The lie sent a shiver of indignation over Penny's frame. Toms glared at her angrily. Pascoe regarded them with an expression of mock bewilderment which would have done credit to Dalziel and somewhere some god of mischief chortled in delight, flicked a few pieces hither and thither, and sat back to enjoy the perfect moment he had created.

The front door opened. A short round figure half stepped, half fell in. One arm hung useless at his side, the other was raised in a vain effort to staunch the flow of blood from a broad gash across his brow.

'Why, here's Mr Blengdale himself come to resolve all problems,' said Pascoe cheerfully. 'My compliments to the make-up man. That looks really convincing!'

No one made a move towards the now recumbent figure which had slid to the floor like a medieval outlaw crossing a church threshold to sanctuary.

But the drama was far from over.

'Mr Toms!' called a sepulchrally deep voice from outside. 'There's someone out here would like to talk to you!'

Slowly, ignoring Blengdale, Toms moved through the doorway.

Pascoe followed.

The spring sun was low in the sky now and he had to shade his eyes against it before the blur of figures at the far side of the driveway sharpened to identifiability.

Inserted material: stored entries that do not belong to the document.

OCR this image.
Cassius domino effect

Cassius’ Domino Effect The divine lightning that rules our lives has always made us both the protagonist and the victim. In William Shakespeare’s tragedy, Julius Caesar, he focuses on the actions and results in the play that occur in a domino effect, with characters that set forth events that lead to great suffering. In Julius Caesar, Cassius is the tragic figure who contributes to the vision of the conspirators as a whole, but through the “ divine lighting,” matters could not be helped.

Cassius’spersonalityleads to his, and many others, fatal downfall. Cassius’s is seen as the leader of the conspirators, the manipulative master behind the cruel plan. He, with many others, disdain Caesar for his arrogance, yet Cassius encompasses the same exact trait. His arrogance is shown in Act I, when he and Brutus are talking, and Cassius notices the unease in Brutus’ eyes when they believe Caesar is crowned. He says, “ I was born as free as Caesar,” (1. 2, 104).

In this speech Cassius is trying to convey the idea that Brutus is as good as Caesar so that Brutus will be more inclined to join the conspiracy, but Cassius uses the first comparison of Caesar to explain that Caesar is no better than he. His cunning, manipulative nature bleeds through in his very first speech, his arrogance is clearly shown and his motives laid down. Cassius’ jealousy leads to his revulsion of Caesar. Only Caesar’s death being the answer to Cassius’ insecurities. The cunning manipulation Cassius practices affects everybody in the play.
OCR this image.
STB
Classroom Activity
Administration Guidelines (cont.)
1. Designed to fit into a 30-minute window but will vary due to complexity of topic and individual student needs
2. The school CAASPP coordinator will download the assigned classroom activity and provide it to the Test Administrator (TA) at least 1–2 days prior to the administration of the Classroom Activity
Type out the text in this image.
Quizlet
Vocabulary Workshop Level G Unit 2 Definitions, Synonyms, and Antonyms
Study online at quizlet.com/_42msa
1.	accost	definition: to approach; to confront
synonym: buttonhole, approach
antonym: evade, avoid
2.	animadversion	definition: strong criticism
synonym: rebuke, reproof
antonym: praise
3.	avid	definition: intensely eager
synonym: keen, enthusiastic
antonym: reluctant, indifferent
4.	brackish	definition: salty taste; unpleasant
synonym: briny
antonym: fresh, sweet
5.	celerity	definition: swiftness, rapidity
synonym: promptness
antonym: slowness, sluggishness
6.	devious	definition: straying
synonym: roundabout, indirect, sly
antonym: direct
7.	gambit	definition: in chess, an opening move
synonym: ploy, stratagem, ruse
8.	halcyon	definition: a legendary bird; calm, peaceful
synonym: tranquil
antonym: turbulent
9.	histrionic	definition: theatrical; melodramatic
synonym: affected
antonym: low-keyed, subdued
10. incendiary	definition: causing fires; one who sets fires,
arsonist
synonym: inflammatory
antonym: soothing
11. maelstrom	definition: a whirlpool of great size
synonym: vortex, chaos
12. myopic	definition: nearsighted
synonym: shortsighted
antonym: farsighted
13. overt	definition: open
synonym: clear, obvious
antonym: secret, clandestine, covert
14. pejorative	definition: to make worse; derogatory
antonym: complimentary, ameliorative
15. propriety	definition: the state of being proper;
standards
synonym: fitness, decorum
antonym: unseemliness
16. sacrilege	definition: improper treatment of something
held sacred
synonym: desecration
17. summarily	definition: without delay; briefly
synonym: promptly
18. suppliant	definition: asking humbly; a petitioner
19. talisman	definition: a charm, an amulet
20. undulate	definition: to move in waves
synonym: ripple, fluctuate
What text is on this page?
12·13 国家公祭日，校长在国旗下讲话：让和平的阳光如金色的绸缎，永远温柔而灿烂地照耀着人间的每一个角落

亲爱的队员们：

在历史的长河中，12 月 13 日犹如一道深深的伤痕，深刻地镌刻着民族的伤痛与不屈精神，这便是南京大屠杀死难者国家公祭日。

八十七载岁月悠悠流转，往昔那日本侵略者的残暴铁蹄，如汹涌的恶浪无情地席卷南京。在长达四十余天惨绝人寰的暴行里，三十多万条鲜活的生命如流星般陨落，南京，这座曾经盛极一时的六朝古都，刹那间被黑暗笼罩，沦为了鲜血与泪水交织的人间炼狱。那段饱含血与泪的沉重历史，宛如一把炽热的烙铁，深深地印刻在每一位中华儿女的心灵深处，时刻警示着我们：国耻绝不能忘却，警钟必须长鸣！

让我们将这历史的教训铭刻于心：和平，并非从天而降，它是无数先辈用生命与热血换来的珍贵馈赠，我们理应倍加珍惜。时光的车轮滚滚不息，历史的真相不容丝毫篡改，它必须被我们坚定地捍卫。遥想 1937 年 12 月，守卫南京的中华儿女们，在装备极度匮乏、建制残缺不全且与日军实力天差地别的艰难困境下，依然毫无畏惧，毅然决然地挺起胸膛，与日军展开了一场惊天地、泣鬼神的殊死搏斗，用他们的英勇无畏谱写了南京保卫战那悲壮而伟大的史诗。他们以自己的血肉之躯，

Dalziel was there, hands thrust deep into his coat pockets, bulky and menacing as an Easter Island statue. Wield was there too, his harsh and angled face set like a witch-doctor's mask. Between them, with the sergeant's broad left hand firmly grasping his right forearm, was Brian Burkill.

Suddenly Pascoe was sure his guess about Blengdale's financial involvement with Homeric was right. Somehow Burkill had found out too. It had been Blengdale that Burkill had been in pursuit of at the yard this morning. Poor Charlie Heppelwhite had merely got in the way. And presumably after Blengdale came Toms. And then Arany. Though perhaps the Hungarian was already lying battered and bleeding somewhere on Burkill's trail.

'Who are those men?' said Penny Latimer over Pascoe's shoulder.